Iranian human rights activist and Nobel Peace Prize winner Narges Mohammadi began a hunger strike from her Tehran prison cell Monday, protesting the Iranian authorities’ alleged negligence towards sick inmates and the criminalization of women who refuse to wear the hijab.
The 51-year-old is currently serving multiple prison sentences in Tehran’s Evin Prison, amounting to nearly 12 years of incarceration.

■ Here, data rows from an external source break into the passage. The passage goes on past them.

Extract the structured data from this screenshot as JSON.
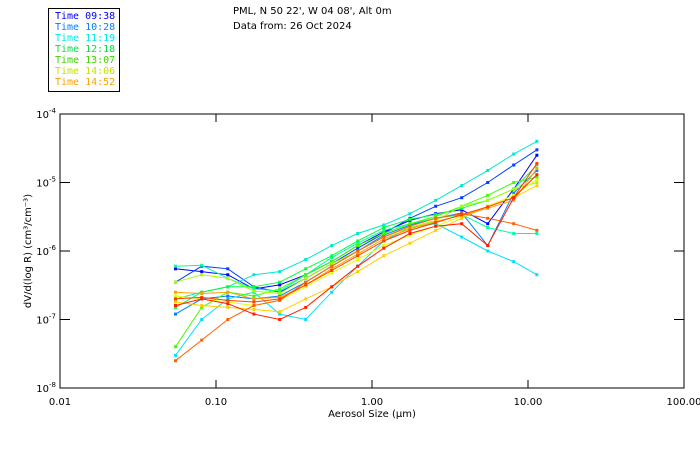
{
  "header": {
    "line1": "PML, N 50 22', W 04 08', Alt 0m",
    "line2": "Data from: 26 Oct 2024"
  },
  "legend": [
    {
      "label": "Time 09:38",
      "color": "#0000ff"
    },
    {
      "label": "Time 10:28",
      "color": "#0080ff"
    },
    {
      "label": "Time 11:19",
      "color": "#00e8e8"
    },
    {
      "label": "Time 12:18",
      "color": "#00e040"
    },
    {
      "label": "Time 13:07",
      "color": "#40d000"
    },
    {
      "label": "Time 14:06",
      "color": "#c8e000"
    },
    {
      "label": "Time 14:52",
      "color": "#ffa000"
    }
  ],
  "chart_data": {
    "type": "line",
    "xscale": "log",
    "yscale": "log",
    "xlabel": "Aerosol Size (μm)",
    "ylabel": "dV/d(log R) (cm³/cm⁻³)",
    "xlim": [
      0.01,
      100
    ],
    "ylim": [
      1e-08,
      0.0001
    ],
    "xticks": [
      {
        "v": 0.01,
        "label": "0.01"
      },
      {
        "v": 0.1,
        "label": "0.10"
      },
      {
        "v": 1,
        "label": "1.00"
      },
      {
        "v": 10,
        "label": "10.00"
      },
      {
        "v": 100,
        "label": "100.00"
      }
    ],
    "yticks": [
      {
        "v": 0.0001,
        "base": "10",
        "exp": "-4"
      },
      {
        "v": 1e-05,
        "base": "10",
        "exp": "-5"
      },
      {
        "v": 1e-06,
        "base": "10",
        "exp": "-6"
      },
      {
        "v": 1e-07,
        "base": "10",
        "exp": "-7"
      },
      {
        "v": 1e-08,
        "base": "10",
        "exp": "-8"
      }
    ],
    "x": [
      0.055,
      0.081,
      0.119,
      0.175,
      0.256,
      0.376,
      0.552,
      0.81,
      1.19,
      1.75,
      2.56,
      3.76,
      5.52,
      8.1,
      11.4
    ],
    "series": [
      {
        "color": "#0000ff",
        "values": [
          5.5e-07,
          5e-07,
          4.5e-07,
          2.8e-07,
          3.2e-07,
          4.5e-07,
          7e-07,
          1.2e-06,
          1.9e-06,
          2.8e-06,
          3.5e-06,
          4e-06,
          2.5e-06,
          8e-06,
          2.5e-05
        ]
      },
      {
        "color": "#0040ff",
        "values": [
          3.5e-07,
          6e-07,
          5.5e-07,
          3e-07,
          2.5e-07,
          4e-07,
          6.5e-07,
          1.1e-06,
          1.8e-06,
          3e-06,
          4.5e-06,
          6e-06,
          1e-05,
          1.8e-05,
          3e-05
        ]
      },
      {
        "color": "#0080ff",
        "values": [
          1.2e-07,
          2e-07,
          2.2e-07,
          2e-07,
          2.2e-07,
          3.5e-07,
          6e-07,
          1e-06,
          1.7e-06,
          2.4e-06,
          3e-06,
          3.6e-06,
          1.2e-06,
          7e-06,
          1.5e-05
        ]
      },
      {
        "color": "#00e0ff",
        "values": [
          3e-08,
          1e-07,
          2e-07,
          2.5e-07,
          1.2e-07,
          1e-07,
          2.5e-07,
          6e-07,
          1.4e-06,
          2.2e-06,
          2.5e-06,
          1.6e-06,
          1e-06,
          7e-07,
          4.5e-07
        ]
      },
      {
        "color": "#00e8d0",
        "values": [
          2e-07,
          2.5e-07,
          3e-07,
          4.5e-07,
          5e-07,
          7.5e-07,
          1.2e-06,
          1.8e-06,
          2.4e-06,
          3.5e-06,
          5.5e-06,
          9e-06,
          1.5e-05,
          2.6e-05,
          4e-05
        ]
      },
      {
        "color": "#00ffa0",
        "values": [
          6e-07,
          6.2e-07,
          4e-07,
          2.8e-07,
          2.6e-07,
          4.5e-07,
          8e-07,
          1.3e-06,
          2e-06,
          2.5e-06,
          3e-06,
          3.4e-06,
          2.2e-06,
          1.8e-06,
          1.8e-06
        ]
      },
      {
        "color": "#00ff40",
        "values": [
          1.5e-07,
          2.5e-07,
          3e-07,
          3e-07,
          3.5e-07,
          5.5e-07,
          8.5e-07,
          1.4e-06,
          2.2e-06,
          2.9e-06,
          3.4e-06,
          4.2e-06,
          5.5e-06,
          8e-06,
          1.8e-05
        ]
      },
      {
        "color": "#40ff00",
        "values": [
          4e-08,
          1.5e-07,
          2.5e-07,
          2.2e-07,
          2.8e-07,
          4.5e-07,
          7e-07,
          1.2e-06,
          1.8e-06,
          2.5e-06,
          3.2e-06,
          4.5e-06,
          6.5e-06,
          1e-05,
          1.2e-05
        ]
      },
      {
        "color": "#a0ff00",
        "values": [
          3.5e-07,
          4.5e-07,
          4e-07,
          2.6e-07,
          2.4e-07,
          4e-07,
          6.5e-07,
          1e-06,
          1.6e-06,
          2.2e-06,
          2.8e-06,
          4.5e-06,
          5.5e-06,
          8e-06,
          1e-05
        ]
      },
      {
        "color": "#e0ff00",
        "values": [
          2.2e-07,
          2e-07,
          1.8e-07,
          1.6e-07,
          1.9e-07,
          3e-07,
          4.8e-07,
          7.5e-07,
          1.2e-06,
          1.7e-06,
          2.3e-06,
          3.2e-06,
          4.5e-06,
          6.5e-06,
          1.1e-05
        ]
      },
      {
        "color": "#ffd000",
        "values": [
          1.8e-07,
          1.6e-07,
          1.5e-07,
          1.4e-07,
          1.3e-07,
          2e-07,
          3e-07,
          5e-07,
          8.5e-07,
          1.3e-06,
          2e-06,
          3e-06,
          4.5e-06,
          6e-06,
          9e-06
        ]
      },
      {
        "color": "#ffa000",
        "values": [
          2.5e-07,
          2.4e-07,
          2.5e-07,
          2e-07,
          2.1e-07,
          3.2e-07,
          5.5e-07,
          9e-07,
          1.5e-06,
          2.1e-06,
          2.7e-06,
          3.3e-06,
          4.2e-06,
          5.5e-06,
          1.6e-05
        ]
      },
      {
        "color": "#ff6000",
        "values": [
          2.5e-08,
          5e-08,
          1e-07,
          1.6e-07,
          1.9e-07,
          3.5e-07,
          6e-07,
          1e-06,
          1.6e-06,
          2.3e-06,
          3e-06,
          3.5e-06,
          3e-06,
          2.5e-06,
          2e-06
        ]
      },
      {
        "color": "#ff4000",
        "values": [
          2e-07,
          2.1e-07,
          1.9e-07,
          1.8e-07,
          2e-07,
          3.2e-07,
          5.2e-07,
          8.5e-07,
          1.4e-06,
          2e-06,
          2.6e-06,
          3.4e-06,
          4.4e-06,
          6e-06,
          1.9e-05
        ]
      },
      {
        "color": "#ff2000",
        "values": [
          1.6e-07,
          2e-07,
          1.7e-07,
          1.2e-07,
          1e-07,
          1.5e-07,
          3e-07,
          6e-07,
          1.1e-06,
          1.8e-06,
          2.3e-06,
          2.5e-06,
          1.2e-06,
          6e-06,
          1.3e-05
        ]
      }
    ]
  }
}
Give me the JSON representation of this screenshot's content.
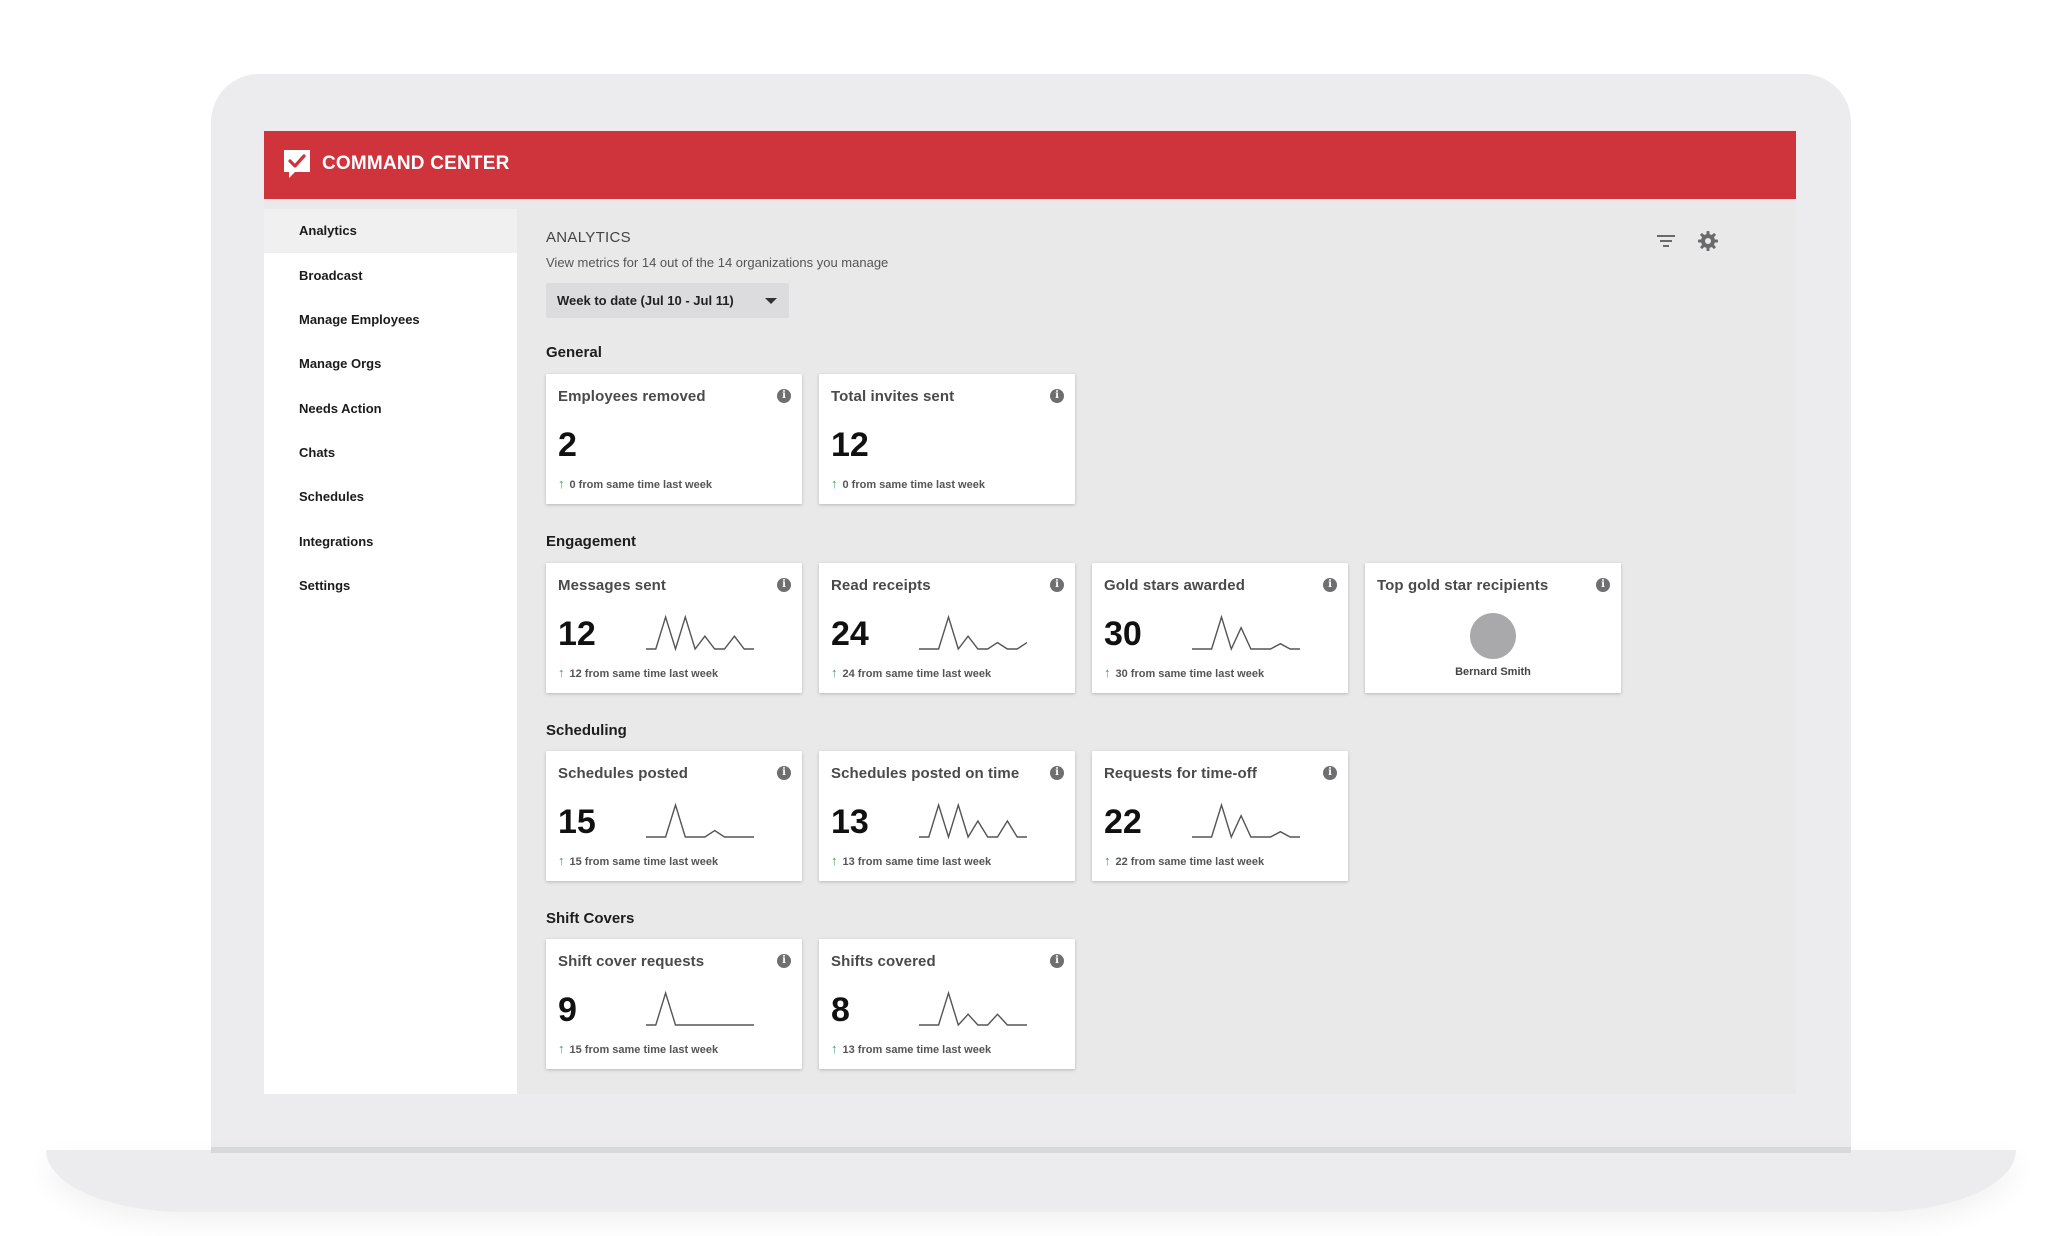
{
  "app": {
    "title": "COMMAND CENTER"
  },
  "sidebar": {
    "items": [
      {
        "label": "Analytics",
        "active": true
      },
      {
        "label": "Broadcast"
      },
      {
        "label": "Manage Employees"
      },
      {
        "label": "Manage Orgs"
      },
      {
        "label": "Needs Action"
      },
      {
        "label": "Chats"
      },
      {
        "label": "Schedules"
      },
      {
        "label": "Integrations"
      },
      {
        "label": "Settings"
      }
    ]
  },
  "main": {
    "title": "ANALYTICS",
    "subtitle": "View metrics for 14 out of the 14 organizations you manage",
    "date_range": "Week to date (Jul 10 - Jul 11)",
    "toolbar_icons": [
      "filter-icon",
      "settings-icon"
    ],
    "sections": [
      {
        "heading": "General",
        "cards": [
          {
            "title": "Employees removed",
            "value": "2",
            "delta": "0 from same time last week"
          },
          {
            "title": "Total invites sent",
            "value": "12",
            "delta": "0 from same time last week"
          }
        ]
      },
      {
        "heading": "Engagement",
        "cards": [
          {
            "title": "Messages sent",
            "value": "12",
            "delta": "12 from same time last week",
            "sparkline": [
              0,
              0,
              5,
              0,
              5,
              0,
              2,
              0,
              0,
              2,
              0,
              0
            ]
          },
          {
            "title": "Read receipts",
            "value": "24",
            "delta": "24 from same time last week",
            "sparkline": [
              0,
              0,
              0,
              5,
              0,
              2,
              0,
              0,
              1,
              0,
              0,
              1
            ]
          },
          {
            "title": "Gold stars awarded",
            "value": "30",
            "delta": "30 from same time last week",
            "sparkline": [
              0,
              0,
              0,
              6,
              0,
              4,
              0,
              0,
              0,
              1,
              0,
              0
            ]
          },
          {
            "title": "Top gold star recipients",
            "recipient": "Bernard Smith"
          }
        ]
      },
      {
        "heading": "Scheduling",
        "cards": [
          {
            "title": "Schedules posted",
            "value": "15",
            "delta": "15 from same time last week",
            "sparkline": [
              0,
              0,
              0,
              5,
              0,
              0,
              0,
              1,
              0,
              0,
              0,
              0
            ]
          },
          {
            "title": "Schedules posted on time",
            "value": "13",
            "delta": "13 from same time last week",
            "sparkline": [
              0,
              0,
              4,
              0,
              4,
              0,
              2,
              0,
              0,
              2,
              0,
              0
            ]
          },
          {
            "title": "Requests for time-off",
            "value": "22",
            "delta": "22 from same time last week",
            "sparkline": [
              0,
              0,
              0,
              6,
              0,
              4,
              0,
              0,
              0,
              1,
              0,
              0
            ]
          }
        ]
      },
      {
        "heading": "Shift Covers",
        "cards": [
          {
            "title": "Shift cover requests",
            "value": "9",
            "delta": "15 from same time last week",
            "sparkline": [
              0,
              0,
              3,
              0,
              0,
              0,
              0,
              0,
              0,
              0,
              0,
              0
            ]
          },
          {
            "title": "Shifts covered",
            "value": "8",
            "delta": "13 from same time last week",
            "sparkline": [
              0,
              0,
              0,
              3,
              0,
              1,
              0,
              0,
              1,
              0,
              0,
              0
            ]
          }
        ]
      }
    ]
  },
  "colors": {
    "brand": "#cf343d",
    "delta_up": "#3f9f5a",
    "avatar": "#a9a9ab"
  }
}
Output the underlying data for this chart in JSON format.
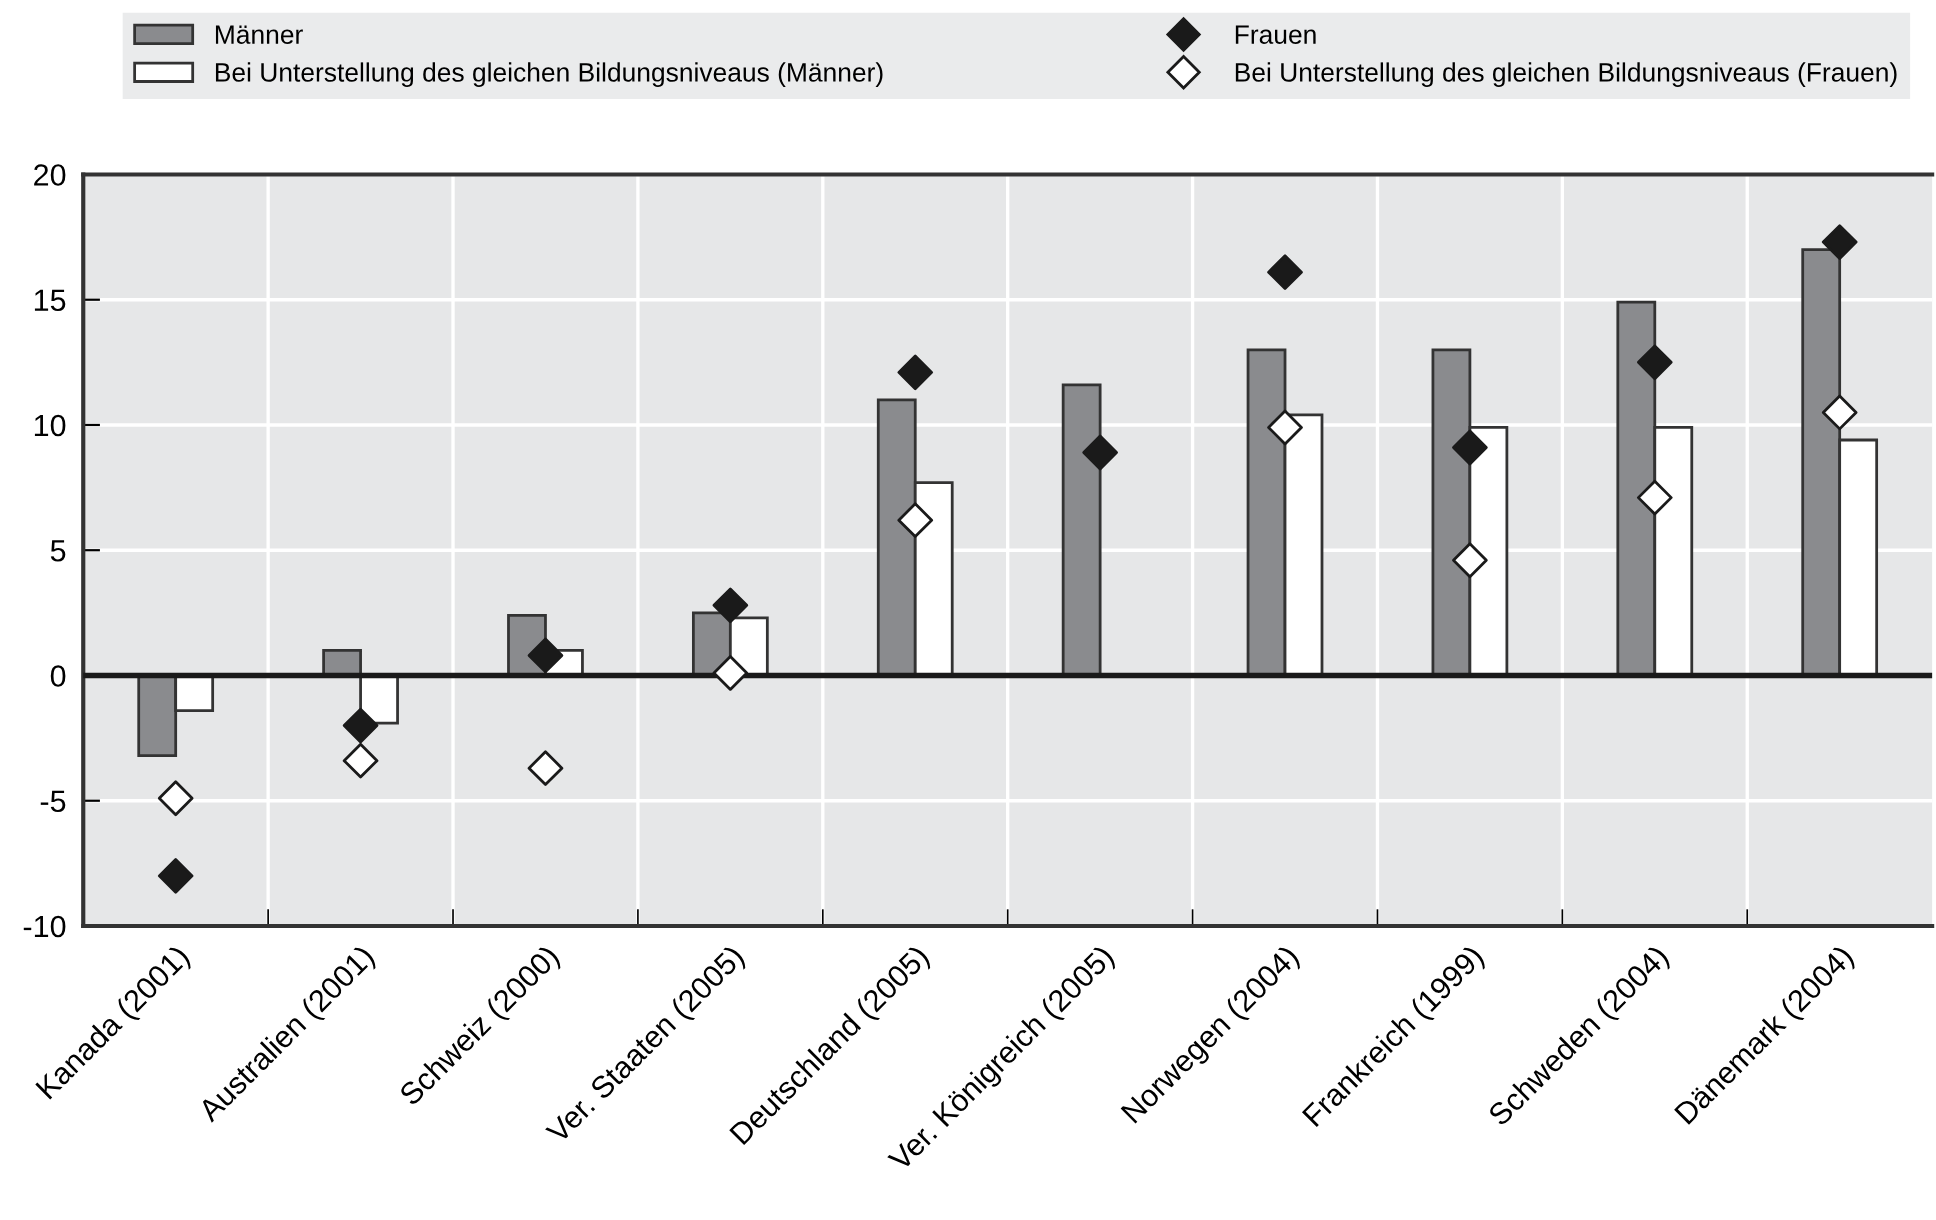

She has been subject to a series of prison sentences since 1998, linked to her work with the Defenders of Human Rights Centre. She had been released in October 2020, after serving eight years of a previous sentence, but she was subsequently rearrested on propaganda and defamation charges. These charges included her nomination for the Nobel Peace Prize, which was deemed to be “espionage for a hostile state.”
Mohammadi was hospitalized in 2022, due to heart and lung conditions, and underwent emergency surgery. She was briefly released on medical furlough but later returned to prison. According to her family, she was due to have a medical appointment with a heart specialist on October 12, but her refusal to wear the hijab meant that the visit was canceled by prison authorities.
Mohammadi has been vocal throughout her prison terms and has advocated for the rights of prisoners. As per her family’s account on Twitter, the hunger strike is in direct protest of the “Islamic Republic’s policy of delaying and neglecting medical care for sick inmates, resulting in the loss of the health and lives of individuals” and the “policy of ‘death’ or ‘mandatory hijab’ for Iranian women.”